The Beauty of a Local Patch

As I am working this evening and late into the night, and also early tomorrow morning, bottle trapping Great Crested Newts, I decided to have a leisurely start to the day by heading to Booths for a free Latte and then on to the Moss for a birding stroll. I collected some waste bird seed from the local agricultural college and dropped this off at my feed bin.

As I drove down the track I had a singing Yellowhammer, but this was to be the only one encountered on my walk. Corn Buntings were conspicuous by their absence too and I only had a single Tree Sparrow. I'm not too worried about a lack of Tree Sparrows, like I am for a lack Corn Buntings, as I know the Tree Sparrows will have been busy in my boxes.

Two Buzzards thermalled above the woodland in the warming air and I added a third bird later on my walk. From the same woodland a Great Spotted Woodpecker called and I had a second calling bird from the L Wood. As I approached the L Wood I had my first singing Willow Warbler and then had another three in the plantation.

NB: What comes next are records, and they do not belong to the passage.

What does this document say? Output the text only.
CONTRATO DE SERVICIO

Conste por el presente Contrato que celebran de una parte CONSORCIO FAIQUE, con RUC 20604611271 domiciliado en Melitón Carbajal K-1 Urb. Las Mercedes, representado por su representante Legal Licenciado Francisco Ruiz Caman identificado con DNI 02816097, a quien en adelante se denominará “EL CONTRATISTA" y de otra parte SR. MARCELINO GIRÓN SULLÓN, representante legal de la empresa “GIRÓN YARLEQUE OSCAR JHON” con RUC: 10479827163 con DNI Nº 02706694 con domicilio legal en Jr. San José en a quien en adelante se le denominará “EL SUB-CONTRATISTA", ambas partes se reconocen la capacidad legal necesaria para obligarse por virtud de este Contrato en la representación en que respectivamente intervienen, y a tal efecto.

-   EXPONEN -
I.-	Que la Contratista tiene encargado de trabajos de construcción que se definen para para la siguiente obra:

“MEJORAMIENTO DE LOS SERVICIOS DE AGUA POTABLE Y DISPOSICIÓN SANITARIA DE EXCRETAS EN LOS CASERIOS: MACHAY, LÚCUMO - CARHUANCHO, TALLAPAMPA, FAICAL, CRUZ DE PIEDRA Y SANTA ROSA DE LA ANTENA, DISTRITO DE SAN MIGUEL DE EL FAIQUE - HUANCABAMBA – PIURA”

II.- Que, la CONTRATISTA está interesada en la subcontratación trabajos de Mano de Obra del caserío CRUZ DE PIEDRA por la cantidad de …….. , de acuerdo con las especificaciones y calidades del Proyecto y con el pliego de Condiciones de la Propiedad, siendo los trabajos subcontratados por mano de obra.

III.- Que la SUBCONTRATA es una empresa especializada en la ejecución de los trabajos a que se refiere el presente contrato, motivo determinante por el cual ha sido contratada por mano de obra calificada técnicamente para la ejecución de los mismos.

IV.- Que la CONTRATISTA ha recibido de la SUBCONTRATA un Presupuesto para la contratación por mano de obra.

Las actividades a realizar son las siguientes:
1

Migrants were thin on the ground this morning and in addition to the Willow Warblers I had a male Wheatear feeding amongst some stones and fence posts adjacent to the track. At the far end of the very large field opposite was a flock of 160 Curlews and I couldn't pick any Whimbrels out amongst them. Heading back past the plantation I flushed a Grey Partridge and Roe Deer crashed out of the woodland.

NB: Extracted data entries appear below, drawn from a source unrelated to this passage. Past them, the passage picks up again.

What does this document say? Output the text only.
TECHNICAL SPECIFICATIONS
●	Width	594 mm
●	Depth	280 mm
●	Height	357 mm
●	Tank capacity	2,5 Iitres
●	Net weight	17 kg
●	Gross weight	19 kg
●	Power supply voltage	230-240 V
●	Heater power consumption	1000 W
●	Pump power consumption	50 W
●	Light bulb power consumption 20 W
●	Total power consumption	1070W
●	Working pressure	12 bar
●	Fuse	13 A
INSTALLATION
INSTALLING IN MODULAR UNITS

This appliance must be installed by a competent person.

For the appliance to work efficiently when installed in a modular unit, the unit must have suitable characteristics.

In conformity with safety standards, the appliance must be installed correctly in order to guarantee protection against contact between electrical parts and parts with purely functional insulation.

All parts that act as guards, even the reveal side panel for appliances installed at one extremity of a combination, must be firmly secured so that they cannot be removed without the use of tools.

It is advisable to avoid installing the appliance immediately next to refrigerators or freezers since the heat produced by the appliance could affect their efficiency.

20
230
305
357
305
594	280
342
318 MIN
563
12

A number of butterflies were on the wing, mainly Small Tortoiseshells and Peacocks. Driving off the Moss I stopped to have a look on the Green Sand Pool and I was pleasantly surprised to see a Black-tailed Godwit feeding away, which was a first record for me for this species at this site, and this just re-emphasised to me the beauty of a local patch in that the bird doesn't have to be particularly rare to give you a buzz!